If you have purchased your product, click here for installation instructions.

Purchasing a vanity faucet:

There are many different manufacturers, styles and finishes available.  I highly recommend not purchasing any faucet that has plastic plumbing fittings (the lavatory pop-up should be brass for example).  You will understand the reasoning when you install it. The quality of the
faucet is very important; perhaps more than anything else in the vanity.  It will get significant

use under normal circumstances and should be a brand name so, if parts are required,
they will be readily available.  When getting faucets that are on sale or close-outs,they may
be missing parts so examine the faucet before paying.  Normally close-outs are not
returnable.  If you need help, ask a knowledgeable salesperson to examine the faucet
for any possible missing parts.  Frequently close-out faucets are those that were purchased by someone and then returned with some parts missing.  Be especially careful with foreign faucets which may have parts difficult to obtain

Vanity faucets come in three sizes - single hole (single handle), 4" centers or 8" centers (the distance from the middle of one faucet handle to the middle of the other faucet handle).  The size you choose is a personal preference, but you need to be sure it fits the faucet holes in your vanity top.  One-piece 4" faucets are generally the least expensive and typically used on smaller vanities.

For people with physical limitations, a 4" single handle or a 4" hands-free faucet may be a
good option

The most common and easy to clean faucet finish is polished chrome.  Brushed nickel is also
a very popular finish.  The rule of thumb is that any finish other than chrome will be higher in
price.  Many other finishes are available other than these two.  When purchasing the faucet,
pay close attention to how to clean it.  A lot of cleaners will deteriorate the finish - most
manufacturers recommend a damp cloth with a protective wax on it

If you have purchased your product,
click here for installation instructions.
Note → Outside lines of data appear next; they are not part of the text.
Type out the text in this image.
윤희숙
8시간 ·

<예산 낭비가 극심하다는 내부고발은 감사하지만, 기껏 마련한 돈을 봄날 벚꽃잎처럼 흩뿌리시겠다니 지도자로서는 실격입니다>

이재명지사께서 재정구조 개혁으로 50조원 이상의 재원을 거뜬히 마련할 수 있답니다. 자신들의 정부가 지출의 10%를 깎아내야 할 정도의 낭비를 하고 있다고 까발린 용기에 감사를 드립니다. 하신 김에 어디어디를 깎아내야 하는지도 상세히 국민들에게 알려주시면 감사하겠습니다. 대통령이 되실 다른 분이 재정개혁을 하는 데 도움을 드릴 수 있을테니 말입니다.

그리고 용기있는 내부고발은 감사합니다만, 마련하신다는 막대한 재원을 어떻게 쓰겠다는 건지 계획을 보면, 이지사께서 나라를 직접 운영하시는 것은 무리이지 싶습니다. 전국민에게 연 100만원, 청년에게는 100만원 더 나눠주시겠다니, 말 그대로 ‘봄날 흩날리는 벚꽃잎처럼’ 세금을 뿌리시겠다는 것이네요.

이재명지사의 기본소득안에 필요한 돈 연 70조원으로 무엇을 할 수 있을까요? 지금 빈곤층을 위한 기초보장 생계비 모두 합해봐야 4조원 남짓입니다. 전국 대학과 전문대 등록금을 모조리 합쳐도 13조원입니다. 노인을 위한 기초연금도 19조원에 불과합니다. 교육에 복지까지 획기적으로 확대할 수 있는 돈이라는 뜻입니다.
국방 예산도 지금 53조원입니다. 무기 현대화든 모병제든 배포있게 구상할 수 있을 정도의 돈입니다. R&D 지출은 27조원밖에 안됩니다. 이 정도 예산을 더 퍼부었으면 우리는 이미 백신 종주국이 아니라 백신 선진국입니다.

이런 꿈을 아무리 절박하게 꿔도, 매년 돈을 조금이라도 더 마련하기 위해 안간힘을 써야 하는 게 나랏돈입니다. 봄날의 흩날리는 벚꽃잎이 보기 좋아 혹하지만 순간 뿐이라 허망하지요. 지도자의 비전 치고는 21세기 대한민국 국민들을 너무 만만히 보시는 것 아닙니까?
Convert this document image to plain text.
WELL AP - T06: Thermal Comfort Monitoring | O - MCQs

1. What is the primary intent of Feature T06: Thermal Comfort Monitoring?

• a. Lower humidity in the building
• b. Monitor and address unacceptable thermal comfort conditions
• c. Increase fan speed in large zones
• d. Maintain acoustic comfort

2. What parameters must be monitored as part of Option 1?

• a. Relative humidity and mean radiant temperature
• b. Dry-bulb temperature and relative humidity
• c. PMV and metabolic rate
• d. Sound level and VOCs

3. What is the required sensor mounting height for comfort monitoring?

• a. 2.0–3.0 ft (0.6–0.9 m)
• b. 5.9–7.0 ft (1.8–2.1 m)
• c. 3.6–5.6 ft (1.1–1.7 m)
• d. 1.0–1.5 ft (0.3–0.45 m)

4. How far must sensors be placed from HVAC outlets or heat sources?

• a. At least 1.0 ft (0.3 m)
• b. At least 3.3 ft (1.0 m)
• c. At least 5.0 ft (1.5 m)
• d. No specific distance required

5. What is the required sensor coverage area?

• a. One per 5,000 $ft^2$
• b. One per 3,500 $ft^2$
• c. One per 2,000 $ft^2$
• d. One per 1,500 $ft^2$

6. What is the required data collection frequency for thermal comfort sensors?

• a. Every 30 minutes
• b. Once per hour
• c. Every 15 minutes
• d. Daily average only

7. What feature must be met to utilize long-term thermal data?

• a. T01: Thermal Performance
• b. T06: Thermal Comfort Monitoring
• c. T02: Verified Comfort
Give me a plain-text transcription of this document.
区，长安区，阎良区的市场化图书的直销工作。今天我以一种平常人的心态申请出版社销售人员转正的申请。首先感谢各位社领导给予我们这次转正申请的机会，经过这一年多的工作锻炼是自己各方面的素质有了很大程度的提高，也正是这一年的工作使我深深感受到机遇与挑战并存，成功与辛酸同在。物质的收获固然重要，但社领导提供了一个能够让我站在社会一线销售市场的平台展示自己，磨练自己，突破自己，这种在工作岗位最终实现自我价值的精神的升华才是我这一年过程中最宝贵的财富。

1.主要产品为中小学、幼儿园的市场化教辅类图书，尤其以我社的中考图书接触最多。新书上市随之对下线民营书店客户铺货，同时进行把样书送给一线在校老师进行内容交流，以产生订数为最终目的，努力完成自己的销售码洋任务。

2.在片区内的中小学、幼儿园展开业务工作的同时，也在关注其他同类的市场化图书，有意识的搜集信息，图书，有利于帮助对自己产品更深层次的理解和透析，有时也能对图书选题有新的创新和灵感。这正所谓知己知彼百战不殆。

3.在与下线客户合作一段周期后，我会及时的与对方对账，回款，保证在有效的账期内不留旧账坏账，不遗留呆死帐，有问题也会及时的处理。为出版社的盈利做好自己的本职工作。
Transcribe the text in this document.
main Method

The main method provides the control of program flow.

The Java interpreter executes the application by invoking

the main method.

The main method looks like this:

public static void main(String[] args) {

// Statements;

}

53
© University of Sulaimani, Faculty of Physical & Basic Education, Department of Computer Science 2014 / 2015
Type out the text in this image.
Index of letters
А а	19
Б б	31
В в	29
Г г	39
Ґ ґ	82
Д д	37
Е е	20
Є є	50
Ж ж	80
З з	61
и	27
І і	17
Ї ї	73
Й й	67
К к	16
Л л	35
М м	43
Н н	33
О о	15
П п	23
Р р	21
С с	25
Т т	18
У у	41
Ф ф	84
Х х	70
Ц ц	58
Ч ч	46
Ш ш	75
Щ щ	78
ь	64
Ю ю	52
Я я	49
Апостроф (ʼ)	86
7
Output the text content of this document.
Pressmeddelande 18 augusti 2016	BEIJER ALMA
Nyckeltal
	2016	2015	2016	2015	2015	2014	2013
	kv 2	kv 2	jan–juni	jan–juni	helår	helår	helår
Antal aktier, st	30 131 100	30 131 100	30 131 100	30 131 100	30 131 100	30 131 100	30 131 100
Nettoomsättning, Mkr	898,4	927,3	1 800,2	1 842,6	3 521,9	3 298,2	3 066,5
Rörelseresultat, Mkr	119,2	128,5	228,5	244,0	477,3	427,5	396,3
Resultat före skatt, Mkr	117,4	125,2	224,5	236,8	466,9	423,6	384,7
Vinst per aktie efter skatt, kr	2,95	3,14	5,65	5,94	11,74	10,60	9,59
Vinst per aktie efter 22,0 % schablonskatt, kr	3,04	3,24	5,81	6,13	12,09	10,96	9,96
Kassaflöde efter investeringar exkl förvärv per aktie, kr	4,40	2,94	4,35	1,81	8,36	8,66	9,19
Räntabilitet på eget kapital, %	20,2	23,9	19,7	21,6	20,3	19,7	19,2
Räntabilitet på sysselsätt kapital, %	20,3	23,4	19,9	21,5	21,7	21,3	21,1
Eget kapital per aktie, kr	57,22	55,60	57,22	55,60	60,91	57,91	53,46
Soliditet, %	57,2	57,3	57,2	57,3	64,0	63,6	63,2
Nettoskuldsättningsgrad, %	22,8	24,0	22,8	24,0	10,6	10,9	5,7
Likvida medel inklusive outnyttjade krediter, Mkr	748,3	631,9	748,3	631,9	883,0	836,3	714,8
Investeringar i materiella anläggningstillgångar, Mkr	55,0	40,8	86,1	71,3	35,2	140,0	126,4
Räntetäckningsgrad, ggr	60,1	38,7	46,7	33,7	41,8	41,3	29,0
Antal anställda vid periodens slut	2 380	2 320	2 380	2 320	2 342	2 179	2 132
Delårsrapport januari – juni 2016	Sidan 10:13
Purchasing a pedestal sink

There are many different manufacturers, styles and colors available.  Measure your space available.  Most people choose a pedestal sink because they don't take up as much room as a regular vanity base.  Something to keep in mind when choosing which style is that a lot of pedestal sinks don't have much horizontal space to sit "stuff".  If the bathroom is used by someone with a lot of "stuff" sitting around and you want a pedestal sink look, make sure to
purchase one that has larger horizontal space on top of it.